While retail prices peaked at $1.11 per litre in early 2014, the cost has now dropped to 59 cents a litre. That's the price for auto propane, which is used for vehicles and barbecue tanks. The cost of propane for home heating is typically a little lower because it is purchased in bulk. The average retail price hasn't been this low in Canada since 2009.

"We are awash in propane," said Dirk Lever, an energy researcher and analyst with Altacorp Capital in Calgary. "Propane prices in the U.S. have hit a record low."

You don't need to rush to fill up your tank, as prices aren't expected to change this summer.

"Supplies continue to surge, we have a glut," said Peter Argiris, an analyst with oil and gas research firm Wood Mackenzie.

Pay to take it away

Propane is not only used for barbecues and patio heaters, but for several other uses such as for heating homes in some rural areas of the country, as a vehicle fuel, and to dry crops such as corn, among other applications.

For producers of propane, the market is causing a significant headache. Some companies have given up hope of selling their propane and are actually paying to get rid of it.

The majority of Canada's propane is produced in Alberta. Supplies are so high in that province, the gas is practically worthless.

"It's very bad in Edmonton. We've actually had reports of negative propane prices," says Goobie. "They are not paying you to take it away, unfortunately, from a consumer's perspective."

Storage facilities in Western Canada are holding record high inventories of propane, according to the National Energy Board. The value of propane is higher elsewhere in the country and continent, but producers are having a tough time shipping the propane out of Alberta.

Alberta backlog

There is only one pipeline that transports propane out of Alberta, the Enbridge Mainline, which flows propane as a mix of liquids, primarily to Sarnia, Ont. Otherwise, propane is hauled by rail. The problem is a backlog on the railways. A pair of new railway terminals may help alleviate the propane supply pressures.

The backlog of propane in Edmonton has caused record low prices for producers. In mid-May, wholesale propane prices at hubs in Ontario and Kansas traded at around 56 and 43 U.S. cents per gallon, respectively.
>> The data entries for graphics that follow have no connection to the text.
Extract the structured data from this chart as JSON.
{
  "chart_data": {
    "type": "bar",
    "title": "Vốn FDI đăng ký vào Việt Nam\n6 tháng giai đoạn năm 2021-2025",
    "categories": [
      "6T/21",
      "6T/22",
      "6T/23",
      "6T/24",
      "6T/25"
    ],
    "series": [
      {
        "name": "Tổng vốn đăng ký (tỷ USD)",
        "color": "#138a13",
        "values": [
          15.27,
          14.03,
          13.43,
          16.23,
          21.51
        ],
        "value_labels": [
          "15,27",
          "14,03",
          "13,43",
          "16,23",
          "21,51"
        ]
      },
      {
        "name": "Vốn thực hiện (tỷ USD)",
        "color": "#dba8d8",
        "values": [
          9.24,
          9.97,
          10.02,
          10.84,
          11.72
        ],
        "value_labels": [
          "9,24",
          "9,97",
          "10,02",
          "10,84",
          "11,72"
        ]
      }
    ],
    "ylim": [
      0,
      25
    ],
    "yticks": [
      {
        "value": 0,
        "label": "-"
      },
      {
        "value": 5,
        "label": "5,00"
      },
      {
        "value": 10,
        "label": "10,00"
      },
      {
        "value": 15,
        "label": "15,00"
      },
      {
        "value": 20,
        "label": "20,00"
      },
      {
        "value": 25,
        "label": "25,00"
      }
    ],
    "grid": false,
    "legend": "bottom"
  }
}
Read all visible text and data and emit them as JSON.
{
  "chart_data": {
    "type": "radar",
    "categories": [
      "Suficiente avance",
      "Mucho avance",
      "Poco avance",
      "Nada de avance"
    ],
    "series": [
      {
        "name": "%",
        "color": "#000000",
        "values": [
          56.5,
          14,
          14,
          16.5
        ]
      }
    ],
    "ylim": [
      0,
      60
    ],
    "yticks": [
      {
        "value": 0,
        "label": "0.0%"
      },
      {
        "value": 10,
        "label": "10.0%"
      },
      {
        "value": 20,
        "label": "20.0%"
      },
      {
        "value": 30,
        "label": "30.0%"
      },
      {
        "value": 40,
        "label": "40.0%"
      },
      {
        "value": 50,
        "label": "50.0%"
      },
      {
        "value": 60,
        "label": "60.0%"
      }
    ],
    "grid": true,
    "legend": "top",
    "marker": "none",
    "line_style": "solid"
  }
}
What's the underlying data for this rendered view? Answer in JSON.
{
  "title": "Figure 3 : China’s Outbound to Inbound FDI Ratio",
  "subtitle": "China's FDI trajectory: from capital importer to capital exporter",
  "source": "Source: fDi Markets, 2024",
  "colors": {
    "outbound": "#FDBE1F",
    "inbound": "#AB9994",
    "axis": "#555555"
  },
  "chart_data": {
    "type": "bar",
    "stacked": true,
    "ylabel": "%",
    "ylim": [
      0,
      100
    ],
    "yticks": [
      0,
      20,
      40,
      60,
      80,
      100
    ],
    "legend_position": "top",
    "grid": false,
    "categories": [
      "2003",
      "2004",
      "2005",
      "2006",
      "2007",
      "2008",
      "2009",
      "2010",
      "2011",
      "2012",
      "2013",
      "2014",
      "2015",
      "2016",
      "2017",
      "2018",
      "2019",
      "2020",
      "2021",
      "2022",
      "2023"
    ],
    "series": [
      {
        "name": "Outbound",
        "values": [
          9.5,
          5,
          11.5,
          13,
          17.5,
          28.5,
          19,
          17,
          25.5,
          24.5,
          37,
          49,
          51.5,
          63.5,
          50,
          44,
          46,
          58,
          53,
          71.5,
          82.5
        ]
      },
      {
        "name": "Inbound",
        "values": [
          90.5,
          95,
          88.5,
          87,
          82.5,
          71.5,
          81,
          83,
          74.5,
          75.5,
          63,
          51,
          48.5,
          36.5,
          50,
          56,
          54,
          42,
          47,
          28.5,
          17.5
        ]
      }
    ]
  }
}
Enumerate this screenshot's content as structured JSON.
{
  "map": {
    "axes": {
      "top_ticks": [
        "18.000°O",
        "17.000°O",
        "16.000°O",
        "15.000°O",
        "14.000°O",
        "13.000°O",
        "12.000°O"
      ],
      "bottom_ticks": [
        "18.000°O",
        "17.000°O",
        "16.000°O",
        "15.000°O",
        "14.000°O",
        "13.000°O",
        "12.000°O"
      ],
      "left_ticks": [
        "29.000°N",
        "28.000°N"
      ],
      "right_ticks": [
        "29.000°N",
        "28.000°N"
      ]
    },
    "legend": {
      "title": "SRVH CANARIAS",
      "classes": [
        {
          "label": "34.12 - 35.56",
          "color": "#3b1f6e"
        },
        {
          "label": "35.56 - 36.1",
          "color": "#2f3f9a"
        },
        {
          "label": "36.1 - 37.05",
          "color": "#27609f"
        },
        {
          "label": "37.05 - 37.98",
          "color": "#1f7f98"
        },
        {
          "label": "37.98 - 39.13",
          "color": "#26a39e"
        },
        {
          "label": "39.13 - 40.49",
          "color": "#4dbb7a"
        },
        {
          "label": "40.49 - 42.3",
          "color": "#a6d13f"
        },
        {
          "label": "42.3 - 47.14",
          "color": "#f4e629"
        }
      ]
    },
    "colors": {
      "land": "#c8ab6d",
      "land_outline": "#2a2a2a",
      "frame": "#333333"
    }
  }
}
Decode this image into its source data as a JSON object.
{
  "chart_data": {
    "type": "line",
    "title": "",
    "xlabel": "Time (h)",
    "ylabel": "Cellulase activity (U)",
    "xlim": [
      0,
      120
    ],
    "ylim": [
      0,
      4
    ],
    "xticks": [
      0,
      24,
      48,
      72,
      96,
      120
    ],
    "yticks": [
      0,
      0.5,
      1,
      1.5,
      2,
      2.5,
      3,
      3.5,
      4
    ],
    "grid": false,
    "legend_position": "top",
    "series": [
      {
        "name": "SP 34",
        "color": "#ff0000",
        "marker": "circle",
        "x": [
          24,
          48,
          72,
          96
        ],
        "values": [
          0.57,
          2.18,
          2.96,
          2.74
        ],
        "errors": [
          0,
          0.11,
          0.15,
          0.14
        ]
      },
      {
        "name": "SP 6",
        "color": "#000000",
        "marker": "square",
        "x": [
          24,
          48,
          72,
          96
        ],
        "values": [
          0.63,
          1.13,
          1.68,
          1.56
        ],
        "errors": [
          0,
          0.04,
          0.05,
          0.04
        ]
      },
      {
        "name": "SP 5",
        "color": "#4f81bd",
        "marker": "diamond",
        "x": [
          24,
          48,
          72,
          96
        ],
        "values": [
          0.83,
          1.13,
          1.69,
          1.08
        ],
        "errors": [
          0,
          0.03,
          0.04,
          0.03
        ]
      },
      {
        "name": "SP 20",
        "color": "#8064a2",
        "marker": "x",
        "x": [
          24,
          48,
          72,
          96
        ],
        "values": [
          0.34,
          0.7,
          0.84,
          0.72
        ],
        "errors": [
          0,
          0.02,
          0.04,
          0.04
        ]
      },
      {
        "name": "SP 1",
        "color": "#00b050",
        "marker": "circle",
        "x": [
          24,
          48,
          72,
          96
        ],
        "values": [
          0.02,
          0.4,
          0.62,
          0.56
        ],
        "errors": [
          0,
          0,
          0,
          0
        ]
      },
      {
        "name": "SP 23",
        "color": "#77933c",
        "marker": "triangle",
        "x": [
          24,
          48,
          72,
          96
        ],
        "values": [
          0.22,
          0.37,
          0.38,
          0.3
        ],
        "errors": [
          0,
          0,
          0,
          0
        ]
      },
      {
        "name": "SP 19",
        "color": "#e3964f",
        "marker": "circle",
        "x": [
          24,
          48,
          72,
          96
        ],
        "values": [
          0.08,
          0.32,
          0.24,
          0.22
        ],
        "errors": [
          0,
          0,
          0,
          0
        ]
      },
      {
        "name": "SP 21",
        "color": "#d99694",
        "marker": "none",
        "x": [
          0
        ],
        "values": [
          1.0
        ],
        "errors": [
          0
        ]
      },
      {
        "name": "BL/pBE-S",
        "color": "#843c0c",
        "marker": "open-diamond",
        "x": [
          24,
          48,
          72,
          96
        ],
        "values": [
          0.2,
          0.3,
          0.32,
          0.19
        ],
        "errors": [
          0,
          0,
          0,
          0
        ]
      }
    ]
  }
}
In Edmonton, the price was just three U.S. cents per gallon. 

Propane and certain other types of gases are considered natural gas liquids (NGLs). Others, including butane and ethane, have also seen price drops.

The majority of NGLs are produced in Canada by processing natural gas. They can also be produced when oil is refined. NGLs are naturally contained inside natural gas and oil. Back in the '60s, NGLs were often flared off because they were undesirable, seen as a useless byproduct of oil and natural gas production. Now, producers have to find a market for them.

Modern technology

A few years ago, NGLs were a lucrative market and a way for companies to add extra profit to the barrel of oil or natural gas they were producing. But with current prices, NGLs can actually cut into profit for some companies in Alberta.

"Storage is full, producers continue to produce, they have to pay somebody to actually take it way," says Goobie.

Analysts see a connection between the over supply of propane and the global glut of oil.

"This is what happens with modern technology. There is a huge rush to supply, it overwhelms the marketplace, and it takes time to figure out what level of drilling is needed, how we go forward," says Lever.

"Modern drilling and technology have been a game changer. It has created a lot more hydrocarbons than was ever considered possible 10 years ago. When you get steep change like that, everybody has to re-calibrate constantly."